In 2014, Flint officials switched the city’s water source to save money but did not ensure there were corrosion-control chemicals in the new water supply. Residents in the majority-Black city, where a third of the population lives in poverty, quickly began complaining of contaminated water coming from their taps. But complaints were ignored for more than a year. Nearly 100,000 Flint residents were exposed to lead through their home water sources, according to the CDC.

Following a monumental citizen suit against the city of Flint and Michigan state officials, they agreed to pay for the removal of all the city’s lead service line pipes.

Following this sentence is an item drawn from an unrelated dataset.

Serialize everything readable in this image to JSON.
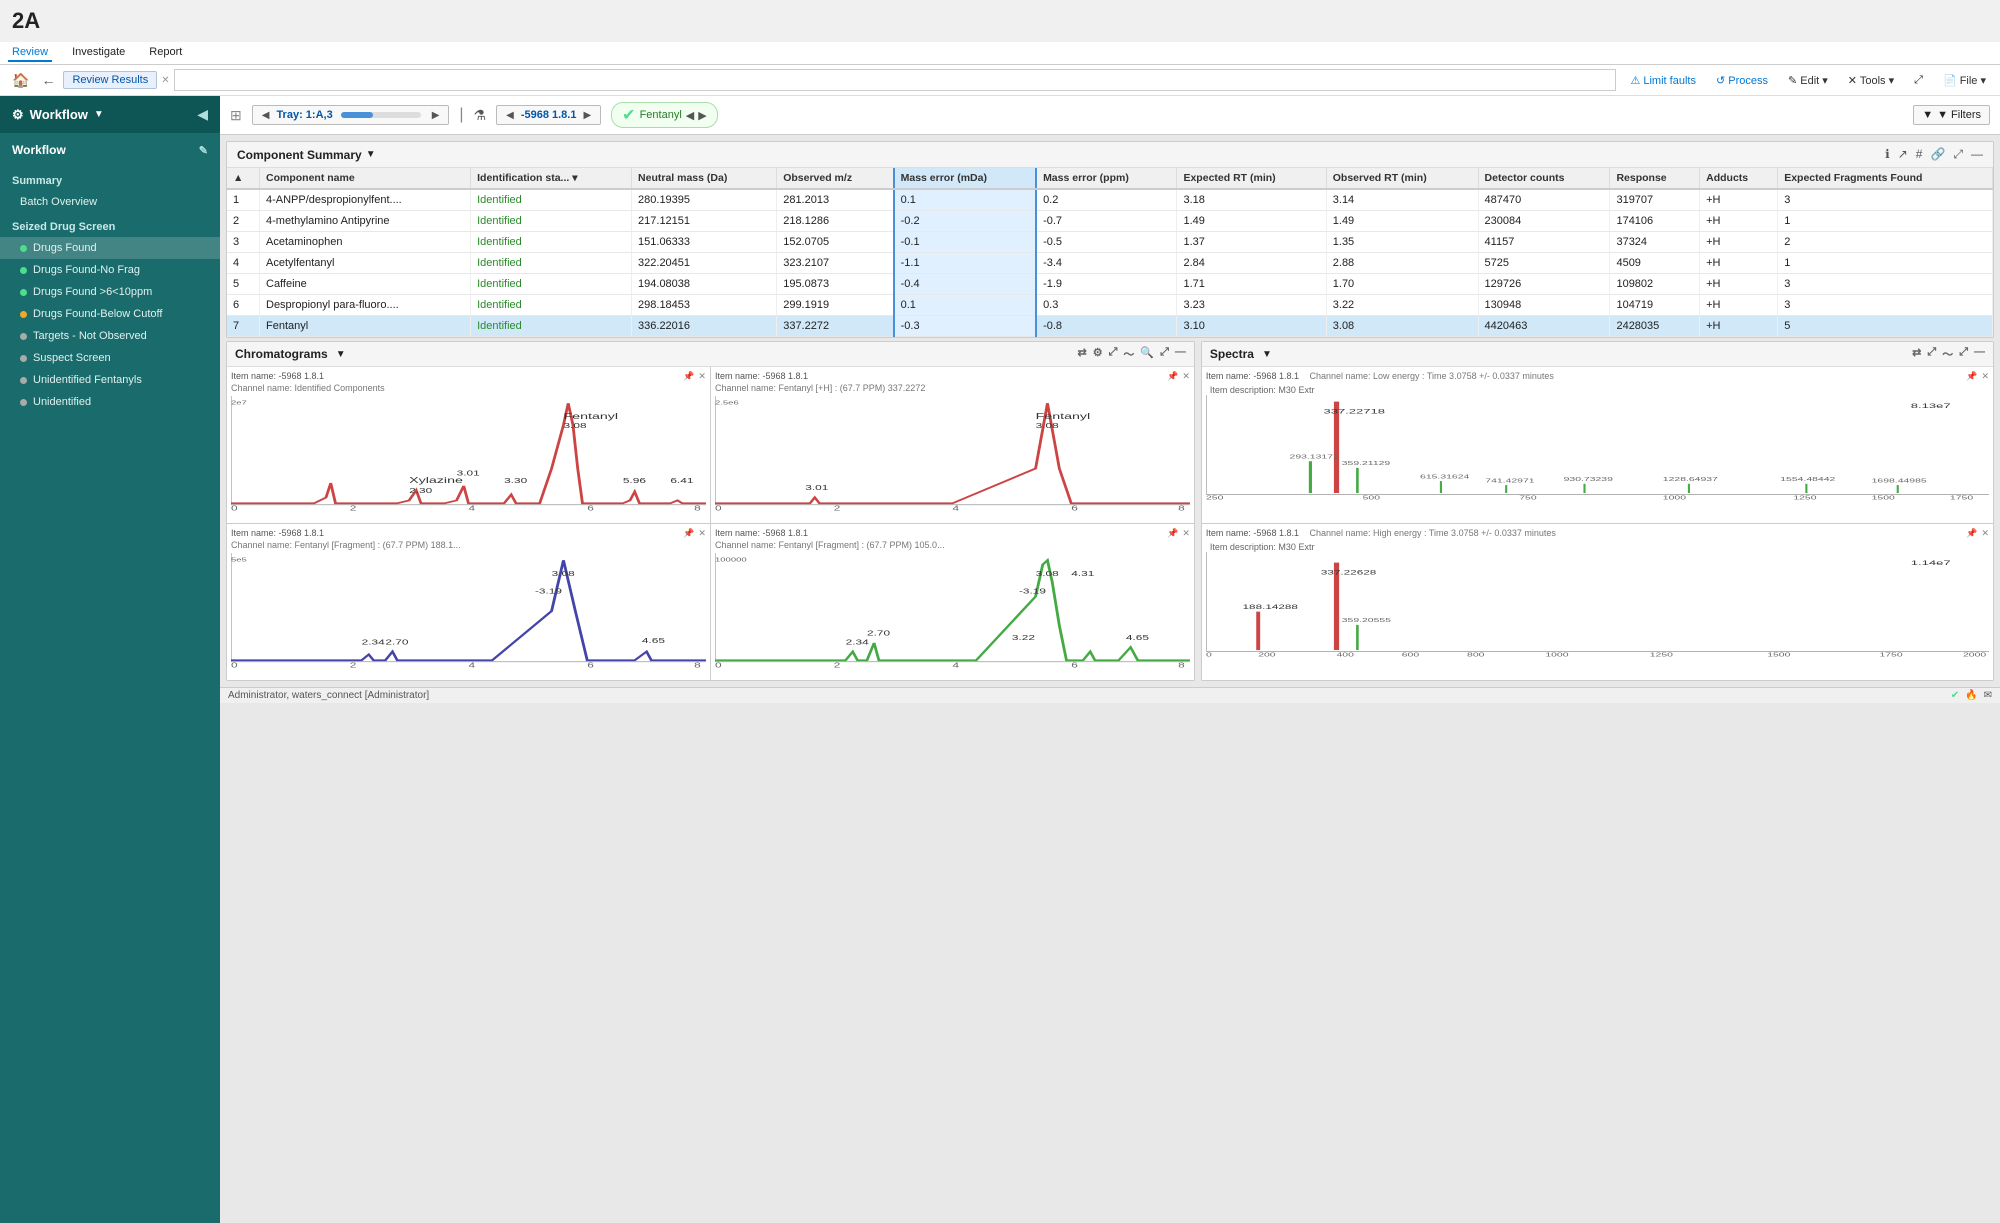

Though the city originally agreed to replace all of the pipes by early 2020, some residents are still waiting.

The Environmental Protection Agency has projected that replacing the nearly 10 million lead pipes that supply U.S. homes with drinking water could cost at least $45 billion. The EPA has separately proposed requiring water utilities nationwide to replace all those lead pipes within 10 years.

“Communities around the country are already engaged in efforts to replace their lead service line, and some are ahead of others, for sure,” said Bruno Pigott, the EPA’s acting assistant administrator for water.

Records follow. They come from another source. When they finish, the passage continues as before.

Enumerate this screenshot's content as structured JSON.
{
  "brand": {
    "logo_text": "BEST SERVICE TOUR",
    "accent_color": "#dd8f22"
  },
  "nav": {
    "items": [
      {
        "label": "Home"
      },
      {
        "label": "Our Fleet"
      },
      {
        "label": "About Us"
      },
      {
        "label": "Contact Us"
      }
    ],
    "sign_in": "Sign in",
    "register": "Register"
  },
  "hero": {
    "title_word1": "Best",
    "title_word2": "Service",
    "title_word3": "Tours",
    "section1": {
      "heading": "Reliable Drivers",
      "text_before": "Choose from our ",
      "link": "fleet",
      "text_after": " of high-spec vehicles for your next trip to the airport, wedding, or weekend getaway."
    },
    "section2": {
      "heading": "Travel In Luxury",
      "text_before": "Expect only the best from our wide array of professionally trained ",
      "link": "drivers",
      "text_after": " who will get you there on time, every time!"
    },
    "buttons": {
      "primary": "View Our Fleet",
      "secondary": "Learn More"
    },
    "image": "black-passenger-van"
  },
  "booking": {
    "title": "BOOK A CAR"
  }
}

Since 2022, Tennessee has been allotted nearly $139 million from the infrastructure law to get rid of lead pipes. But, once the money is distributed, it’s up to the state to decide how to spend and distribute funds to cities.

In order to be eligible for the funding, Memphis’s utility must fulfill certain requirements, said LaTricea Adams, from the White House Environmental Justice Advisory Council, like completing a comprehensive inventory of lead pipe locations. The city is still waiting for approval. Memphis Light, Gas and Water has conducted 5,843 partial replacements since 2012, according to documents provided to the city council this week, out of 24,000 lead pipes officials have said are in the city.

Doug McGowen, the utility’s president, said in a Memphis City Council committee meeting on Tuesday that replacing all the city’s pipes could cost up to $100 million.

The varying drinking water systems across the country reflect differences in state attitudes and cultures, but in a “perfect world, everyone would have the same system,” said Ronnie Levin, an environmental health instructor at Harvard University. To Levin, the piecemeal approach to lead replacement programs reflects lack of rigor on the part of federal officials.

“The EPA could have a more rigorous approach than it does, but water utilities tend to be feisty,” said Levin, who worked as a scientist at the EPA for more than 30 years. She equated the nation’s disparate public water systems to “trying to corral 60,000 teenagers with attitudes.”